A public health care system with three hospitals and more than 30 clinics in southern Mississippi is planning to put itself up for sale or try to merge with another health care system.
Singing River Health System administrators announced Wednesday that they had voted to make the move. A sale or merger could only proceed if supervisors in Coastal Jackson County also agree. The supervisors meet on Monday. Their vote would then lead to public hearings.
Singing River has hospitals in Pascagoula, Ocean Springs and Gulfport. It has more than 4,000 employees.
Ashley Butsch, communications manager for Singing River Health System, told the Sun Herald that Wednesday was the first time the board had considered pursuing a merger or sale.

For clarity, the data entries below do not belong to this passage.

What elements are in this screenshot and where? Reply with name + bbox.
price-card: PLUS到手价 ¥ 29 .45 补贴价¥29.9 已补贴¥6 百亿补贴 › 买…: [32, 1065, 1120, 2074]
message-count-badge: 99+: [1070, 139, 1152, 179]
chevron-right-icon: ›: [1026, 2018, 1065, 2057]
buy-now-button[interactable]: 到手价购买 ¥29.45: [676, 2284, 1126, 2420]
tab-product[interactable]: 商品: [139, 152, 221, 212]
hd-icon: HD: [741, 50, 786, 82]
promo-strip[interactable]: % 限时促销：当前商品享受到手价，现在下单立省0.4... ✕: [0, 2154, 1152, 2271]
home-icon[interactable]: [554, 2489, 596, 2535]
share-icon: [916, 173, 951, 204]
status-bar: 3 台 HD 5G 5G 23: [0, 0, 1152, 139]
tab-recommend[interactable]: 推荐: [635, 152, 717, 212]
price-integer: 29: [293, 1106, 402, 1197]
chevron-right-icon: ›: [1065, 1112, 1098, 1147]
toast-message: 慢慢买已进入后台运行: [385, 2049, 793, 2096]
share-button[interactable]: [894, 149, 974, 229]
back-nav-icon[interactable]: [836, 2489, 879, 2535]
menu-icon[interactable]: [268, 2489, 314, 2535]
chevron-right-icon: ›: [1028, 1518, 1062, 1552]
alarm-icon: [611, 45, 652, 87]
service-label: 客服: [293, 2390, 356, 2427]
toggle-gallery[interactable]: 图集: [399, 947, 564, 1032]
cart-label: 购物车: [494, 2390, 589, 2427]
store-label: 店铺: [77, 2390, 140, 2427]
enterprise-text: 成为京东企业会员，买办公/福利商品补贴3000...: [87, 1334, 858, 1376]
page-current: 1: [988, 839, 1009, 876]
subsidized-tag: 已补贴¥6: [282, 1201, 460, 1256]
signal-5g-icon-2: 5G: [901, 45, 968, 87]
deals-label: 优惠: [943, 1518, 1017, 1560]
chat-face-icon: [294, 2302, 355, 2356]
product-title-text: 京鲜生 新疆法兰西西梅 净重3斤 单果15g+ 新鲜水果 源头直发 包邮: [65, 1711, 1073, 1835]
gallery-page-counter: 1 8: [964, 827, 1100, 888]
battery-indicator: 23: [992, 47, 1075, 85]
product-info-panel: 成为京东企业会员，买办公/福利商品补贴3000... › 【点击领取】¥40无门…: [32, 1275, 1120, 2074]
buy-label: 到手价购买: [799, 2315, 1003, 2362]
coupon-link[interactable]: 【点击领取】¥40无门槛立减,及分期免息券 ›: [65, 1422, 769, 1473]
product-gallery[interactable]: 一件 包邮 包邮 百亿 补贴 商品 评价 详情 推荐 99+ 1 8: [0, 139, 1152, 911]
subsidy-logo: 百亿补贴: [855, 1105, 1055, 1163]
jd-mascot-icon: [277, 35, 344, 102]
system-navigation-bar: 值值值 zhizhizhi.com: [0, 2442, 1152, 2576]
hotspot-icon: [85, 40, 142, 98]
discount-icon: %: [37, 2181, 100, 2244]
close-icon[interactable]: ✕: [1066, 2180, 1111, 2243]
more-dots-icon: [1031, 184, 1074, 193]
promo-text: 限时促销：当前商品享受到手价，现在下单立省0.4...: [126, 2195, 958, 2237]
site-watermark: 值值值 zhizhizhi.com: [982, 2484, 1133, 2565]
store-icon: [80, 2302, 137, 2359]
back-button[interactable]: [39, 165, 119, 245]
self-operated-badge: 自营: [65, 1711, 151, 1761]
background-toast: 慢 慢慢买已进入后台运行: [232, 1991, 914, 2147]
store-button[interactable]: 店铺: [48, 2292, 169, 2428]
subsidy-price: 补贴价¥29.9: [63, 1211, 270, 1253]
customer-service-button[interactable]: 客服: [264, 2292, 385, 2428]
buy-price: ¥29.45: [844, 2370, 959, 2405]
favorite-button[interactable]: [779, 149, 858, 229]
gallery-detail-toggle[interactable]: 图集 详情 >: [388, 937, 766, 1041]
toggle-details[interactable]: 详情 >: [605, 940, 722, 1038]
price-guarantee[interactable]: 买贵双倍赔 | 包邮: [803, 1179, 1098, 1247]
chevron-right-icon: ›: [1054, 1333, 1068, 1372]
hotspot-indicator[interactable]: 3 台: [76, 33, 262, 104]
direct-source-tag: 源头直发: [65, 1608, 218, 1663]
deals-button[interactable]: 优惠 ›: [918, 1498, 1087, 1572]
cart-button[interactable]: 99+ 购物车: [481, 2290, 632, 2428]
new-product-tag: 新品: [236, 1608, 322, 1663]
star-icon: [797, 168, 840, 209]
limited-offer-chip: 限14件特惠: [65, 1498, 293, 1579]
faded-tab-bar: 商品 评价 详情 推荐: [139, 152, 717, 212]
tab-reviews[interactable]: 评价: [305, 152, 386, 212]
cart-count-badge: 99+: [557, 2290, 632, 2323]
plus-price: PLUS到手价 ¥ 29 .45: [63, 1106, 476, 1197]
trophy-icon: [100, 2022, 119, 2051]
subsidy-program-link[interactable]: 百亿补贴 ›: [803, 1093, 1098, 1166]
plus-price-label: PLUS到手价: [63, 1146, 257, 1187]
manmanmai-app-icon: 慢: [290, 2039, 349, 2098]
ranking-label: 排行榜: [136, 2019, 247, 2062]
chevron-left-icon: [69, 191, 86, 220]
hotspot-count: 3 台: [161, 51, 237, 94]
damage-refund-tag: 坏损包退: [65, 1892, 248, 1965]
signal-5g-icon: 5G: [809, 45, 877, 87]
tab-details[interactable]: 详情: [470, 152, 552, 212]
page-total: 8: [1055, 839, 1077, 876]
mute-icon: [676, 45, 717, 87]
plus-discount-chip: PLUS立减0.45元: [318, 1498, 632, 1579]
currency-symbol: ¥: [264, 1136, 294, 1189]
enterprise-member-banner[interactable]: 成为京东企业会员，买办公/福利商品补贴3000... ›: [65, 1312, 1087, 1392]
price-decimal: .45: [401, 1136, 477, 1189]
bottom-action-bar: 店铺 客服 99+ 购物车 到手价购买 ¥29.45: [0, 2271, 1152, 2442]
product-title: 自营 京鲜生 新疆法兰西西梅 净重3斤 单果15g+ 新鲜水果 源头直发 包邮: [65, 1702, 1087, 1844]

The health system is managing “the complexities of an ever-changing health sector,” according to a press release. “Over the past decade, the healthcare industry has continually changed, with community hospitals like ours facing the strongest headwinds.”
Butsch said the system informed its employees of the board’s decision before making a public announcement.
“If a sale or other full incorporation occurs, the Singing River assets will be sold or fully integrated to the highest and highest bidder identified during the formal process,” the press release reads.
The statement said Singing River expects to enter into negotiations with Louisiana-based Ochsner Health, but proposals from other health systems may submit “higher and/or better offers than Ochsner Health’s offer.” would be considered, WLOX-TV reported.
Ochsner President and CEO Warner Thomas said in a statement to news organizations that Ochsner already has a partnership with Singing River Health System and “our goal is to enter into a long-term relationship fully integrated to continue serving Mississippi Gulf Coast communities together.”
Ochsner operates a hospital in Bay St. Louis, Mississippi, and recently expanded its operations through a merger with Rush Health System which operates hospitals in Meridian, Mississippi and western Alabama.
Patient care shouldn’t be affected as Singing River considers a sale or merger, Butsch said.
“Patients will continue to see providers and access services as they always have – and Singing River Health System will continue to accept insurance from payers as we do today.” she declared.
Singing River will continue to fund the pension plan for current employees and retirees, Butsch said.
The hospital system stopped contributing to its own pension plan from 2009 to 2014 without informing employees and retirees. The move was part of a financial crisis in the county-owned hospital system. In early 2018, a federal judge ruled that Singing River must pay more than $156 million into its pension fund over 35 years.
Earlier this year, Singing River Health System CEO Lee Bond abruptly resigned to pursue other career opportunities.